The recent large deal is something that didn’t fit the criteria of us. We’ve known about the deal for a long time. And I think if you back up to 30,000 feet, what’s the difference is the debt-to-EBITDA level of the outcome of that deal versus us striving to be one times debt-to-EBITDA at $45 oil, not 1.6 net EBITDA at $75 oil. So we’re in a different total world. We have all the assets we need and we’re striving to protect our shareholders through large returns and cycle pricing and with this incredible balance sheet. So that’s kind of how we think it. So for us to do M&A, it’s a certain criteria of the age of the assets and the returns that we like that fit in with our framework, and we have — that’s how we judge that. And that’s the answer on that.
There are plenty of opportunities. We look at them all the time, and we’re very proud of our screening and our process that we have that’s led to a great success on M&A front here. One of our best things that we do actually. So thank you, Leo, for supporting us and calling in today.
Leo Mariani: Yes. I appreciate that, Roger here. Maybe just a quick follow-up on the Eagle Ford here. So it seems like you guys are somewhat electing to turn in line quite a bit fewer operated wells in 2024 versus what you did in 2023. And it seems like that’s really kind of leading to production ticking lower. Can you maybe just kind of talk through that a little bit? I know you’re bringing on a slug of wells kind of early in 2025, but just a little surprised to kind of maybe see some of the timing with a lot of fewer turning lines this year?

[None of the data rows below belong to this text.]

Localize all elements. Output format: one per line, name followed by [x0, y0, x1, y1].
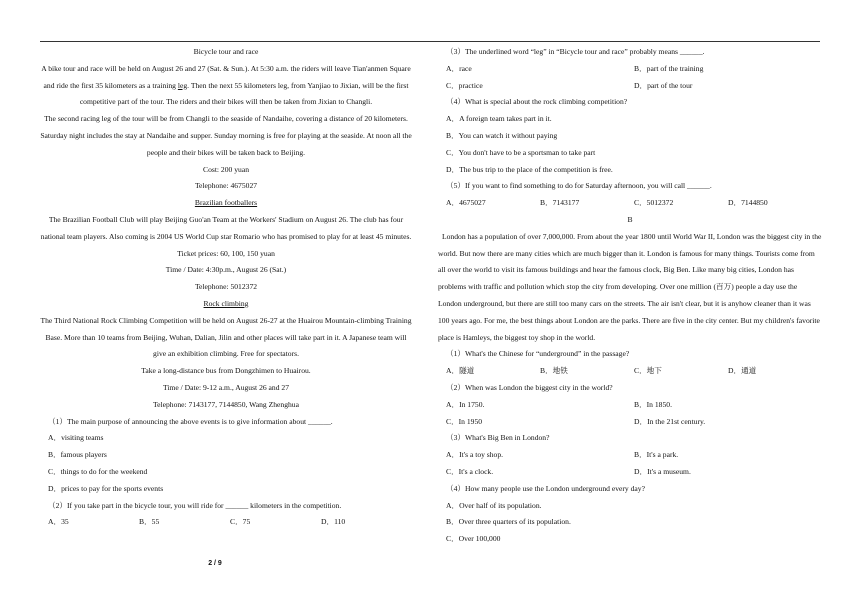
options-row: [40, 514, 412, 531]
passage-paragraph: The Third National Rock Climbing Competition will be held on August 26-27 at the Huairou Mountain-climbing Training Base. More than 10 teams from Beijing, Wuhan, Dalian, Jilin and other places will take part in it. A Japanese team will give an exhibition climbing. Free for spectators.: [40, 315, 412, 359]
option[interactable]: C．In 1950: [446, 416, 483, 426]
option[interactable]: C．You don't have to be a sportsman to take part: [446, 147, 596, 157]
time-line: Time / Date: 9-12 a.m., August 26 and 27: [162, 382, 290, 392]
option[interactable]: A．4675027: [446, 198, 486, 208]
question: （4）How many people use the London underground every day?: [446, 483, 645, 493]
options-row: [438, 464, 822, 481]
option[interactable]: B．In 1850.: [634, 399, 672, 409]
question: （5）If you want to find something to do for Saturday afternoon, you will call ______.: [446, 181, 712, 191]
option[interactable]: C．75: [230, 517, 251, 527]
options-row: [438, 61, 822, 78]
cost-line: Cost: 200 yuan: [203, 164, 249, 174]
question: （4）What is special about the rock climbing competition?: [446, 97, 628, 107]
left-column: [40, 44, 412, 531]
ticket-line: Ticket prices: 60, 100, 150 yuan: [177, 248, 275, 258]
passage-paragraph: London has a population of over 7,000,000. From about the year 1800 until World War II, London was the biggest city in the world. But now there are many cities which are much bigger than it. London is famous for many things. Tourists come from all over the world to visit its famous buildings and hear the famous clock, Big Ben. Like many big cities, London has problems with traffic and pollution which stop the city from developing. Over one million (百万) people a day use the London underground, but there are still too many cars on the streets. The air isn't clear, but it is anyhow cleaner than it was 100 years ago. For me, the best things about London are the parks. There are five in the city center. But my children's favorite place is Hamleys, the biggest toy shop in the world.: [438, 231, 822, 342]
option[interactable]: B．part of the training: [634, 63, 704, 73]
option[interactable]: B．7143177: [540, 198, 580, 208]
option[interactable]: B．地铁: [540, 366, 568, 376]
header-rule: [40, 41, 820, 42]
option[interactable]: B．55: [139, 517, 160, 527]
option[interactable]: D．part of the tour: [634, 80, 693, 90]
option[interactable]: B．famous players: [48, 450, 107, 460]
option[interactable]: D．110: [321, 517, 346, 527]
option[interactable]: A．35: [48, 517, 69, 527]
option[interactable]: D．In the 21st century.: [634, 416, 706, 426]
option[interactable]: A．Over half of its population.: [446, 500, 542, 510]
passage-paragraph: The Brazilian Football Club will play Beijing Guo'an Team at the Workers' Stadium on August 26. The club has four national team players. Also coming is 2004 US World Cup star Romario who has promised to play for at least 45 minutes.: [40, 214, 412, 241]
option[interactable]: B．It's a park.: [634, 450, 679, 460]
telephone-line: Telephone: 7143177, 7144850, Wang Zhenghua: [153, 399, 299, 409]
passage-label: B: [627, 214, 633, 224]
question: （2）If you take part in the bicycle tour, you will ride for ______ kilometers in the competition.: [48, 500, 342, 510]
telephone-line: Telephone: 5012372: [194, 282, 258, 292]
question: （1）The main purpose of announcing the above events is to give information about ______.: [48, 416, 333, 426]
option[interactable]: B．Over three quarters of its population.: [446, 517, 571, 527]
option[interactable]: C．things to do for the weekend: [48, 466, 148, 476]
options-row: [438, 363, 822, 380]
passage-title: Bicycle tour and race: [193, 47, 259, 56]
option[interactable]: A．In 1750.: [446, 399, 485, 409]
page-number: 2 / 9: [208, 560, 222, 567]
question: （3）The underlined word “leg” in “Bicycle tour and race” probably means ______.: [446, 47, 705, 56]
options-row: [438, 414, 822, 431]
option[interactable]: D．prices to pay for the sports events: [48, 483, 164, 493]
option[interactable]: D．通道: [728, 366, 757, 376]
options-row: [438, 447, 822, 464]
telephone-line: Telephone: 4675027: [194, 181, 258, 191]
question: （3）What's Big Ben in London?: [446, 433, 550, 443]
right-column: [438, 44, 822, 548]
option[interactable]: A．visiting teams: [48, 433, 104, 443]
option[interactable]: A．race: [446, 63, 472, 73]
option[interactable]: D．The bus trip to the place of the competition is free.: [446, 164, 613, 174]
option[interactable]: C．地下: [634, 366, 662, 376]
option[interactable]: C．5012372: [634, 198, 674, 208]
option[interactable]: B．You can watch it without paying: [446, 130, 558, 140]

Eric Hambly: Yes. Thanks, Leo. This is Eric. I’ll just give you a little bit of my thoughts on that. In the Eagle Ford, we are expecting 30,000 barrels a day in 2024, down about 3,000 barrels a day from 2023. And we’re pulling back our capital program there just a little bit. Some of that’s driven by just the timing around when we’re bringing on the wells. We’re bringing on the average new well a little bit later this year than before. Capital decisions we made in 2023 had us entering the year without any wells to complete early. So we’re drilling wells in the Eagle Ford before we can complete them. And then we’re happy that we’re able to, within our overall framework, direct some capital investment to Vietnam for future long-term overly growth there with not changing our total capital level, but displace a little bit of Eagle Ford spending for Vietnam spending and set us up for a nice long plateau out there in Vietnam.